I have two 12 position rotary switches on my physical dash and I am sending their position over CAN from my Link G4x as the last and second last 4 bits of an 8 byte frame.
So starting bit 56 I have 4 bits sending the status of switch#1, and from bit 60, I have 4 bits sending the status of switch #2.
In the CAN monitor in RD, I can see the values transmitted perfectly, but I just can’t get the value tags properly working. No matter what I do, the two inputs are basically swapped and I can’t really get my head around why.
Here is a snippet from the CAN XML:
If I try offset and startbit=0, I could probably argue about endianess, but when I omit the offset and strictly specify the startbit as 56 and the lenth as 4, why on earth is it reading the the value from bit60 to bit63?
And even more, if I specify startbit as 60 and bitcount as 4, how come it reads the 4 bits before the startbit?
Thanks a lot for the help in advance
Yeah, that’s what I thought too, but forexample, in the G4x even for single byte it has an effect as the start bit is going to be left or the right of the bit stream, depending on endianess.
Thanks a lot for the help.
I understand the approach here, but unfortunately the masking doesn’t work.
RSW1 works nicely even without masking though, but if I add the masking, it doesn’t.
I read in one of the forum posts that bitwise operators wont work with decimal, so I tried with 0xF, but that did not work either.
Also, could you explain why the startbit/bitcount approach doesn’t work? I found that to be used in the gm_ls_can.xml on your github, so I assume it should.
I can’t really give a screenshot of the CAN monitor (if that is what you were asking for) as the values are jumping around so much that you can only see barely which bits of the last byte are changing, but I can tell you they are changing the way they should.
So here are the specifics:
address 3EC; last (most right) byte of the frame.
first 4 bits are RSW1, the other 4 bits are RSW2 and their decimal values are just simply equal to the position of the switch. So if any of the switches are set position 3 forexample, then the value transmitted will be 0011 on their respective 4 bits.
Now since these are both transmitted on the same byte, the value (without any conversion) is treated as a single byte number, so if both switches are set to position 3, then the data transmitted is 00110011, which is 51 decimal if I am not mistaking, and with xml value tag with the masking, that is exactly the number displayed on “RSW2 nbr”. So the masking has no effect on the input values.
I also thought, to bitshift the byte to left and then right, so the upper 4 bit values are truncated when the overflow happens (as the value length is set to 1), but that is not working either as it simply converts into a 2 byte number and the bitshift to the left just increases the decimal value to 256, 257, … which then is shifted back to the right and we are back where we started.

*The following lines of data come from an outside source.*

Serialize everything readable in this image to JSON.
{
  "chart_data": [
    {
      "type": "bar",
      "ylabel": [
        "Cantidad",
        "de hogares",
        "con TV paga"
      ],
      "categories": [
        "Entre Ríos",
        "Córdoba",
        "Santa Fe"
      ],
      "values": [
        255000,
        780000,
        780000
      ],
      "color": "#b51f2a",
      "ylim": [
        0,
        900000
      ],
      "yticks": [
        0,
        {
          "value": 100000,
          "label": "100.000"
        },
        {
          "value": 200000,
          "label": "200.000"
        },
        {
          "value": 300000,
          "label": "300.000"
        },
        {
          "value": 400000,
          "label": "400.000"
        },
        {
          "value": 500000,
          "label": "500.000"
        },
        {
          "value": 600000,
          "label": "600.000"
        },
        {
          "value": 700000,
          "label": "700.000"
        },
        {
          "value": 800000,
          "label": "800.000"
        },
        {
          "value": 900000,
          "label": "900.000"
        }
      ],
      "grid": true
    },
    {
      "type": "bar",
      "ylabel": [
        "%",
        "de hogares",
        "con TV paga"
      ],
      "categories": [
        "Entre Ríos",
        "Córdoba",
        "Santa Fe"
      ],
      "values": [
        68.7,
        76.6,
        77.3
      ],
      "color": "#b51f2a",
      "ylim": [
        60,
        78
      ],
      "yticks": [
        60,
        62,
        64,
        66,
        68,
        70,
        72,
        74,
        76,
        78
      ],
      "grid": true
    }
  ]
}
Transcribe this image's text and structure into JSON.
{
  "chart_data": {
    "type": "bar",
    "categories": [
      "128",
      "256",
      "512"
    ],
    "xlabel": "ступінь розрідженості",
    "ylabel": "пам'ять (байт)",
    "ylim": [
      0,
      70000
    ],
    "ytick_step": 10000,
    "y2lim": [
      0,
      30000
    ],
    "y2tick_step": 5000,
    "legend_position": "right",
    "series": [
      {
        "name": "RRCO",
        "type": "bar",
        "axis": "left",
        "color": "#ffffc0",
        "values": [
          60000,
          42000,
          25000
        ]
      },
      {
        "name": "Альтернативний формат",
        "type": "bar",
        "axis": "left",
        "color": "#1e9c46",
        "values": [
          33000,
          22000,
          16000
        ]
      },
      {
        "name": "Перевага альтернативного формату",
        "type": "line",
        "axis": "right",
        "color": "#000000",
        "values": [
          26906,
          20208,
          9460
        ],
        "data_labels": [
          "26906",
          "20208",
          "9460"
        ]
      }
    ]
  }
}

So far the only way I could get RSW2 to work is with startbit=“56” bitcount=“4” but again that value in theory should be RSW1 and not RSW2. RSW2 should be startbit=“60” bitcount=“4”.
Now, can we get back to the bit level addressing of the data? I am just curious why that doesn’t work with the startbit and bitcount the way I would expect.
So, why startbit=56 and bitcount=4 results in pulling data from the 2nd 4 bits (right) of the concerned byte and why startbit=60 and bitcount=4 pulls the data from the 1st 4 bits (left) of the concerned byte?
That is because of endianness. RealDash always runs on little endian machine. Now imagine big endian, 64 bit value in single CAN frame:
0x11 0x22 0x33 0x44 0x55 0x66 0x77 0x88
If value is specified in XML to be 64 bit value, its converted to little endian:
0x88 0x77 0x66 0x55 0x44 0x33 0x22 0x11
RealDash applies the startbit and bitcount to the ‘raw’ received bytes, but exception to this is when startbit or bitcount does not align to 8 bit boundaries. In that case, the startbit and bitcount is applied after endianness conversion.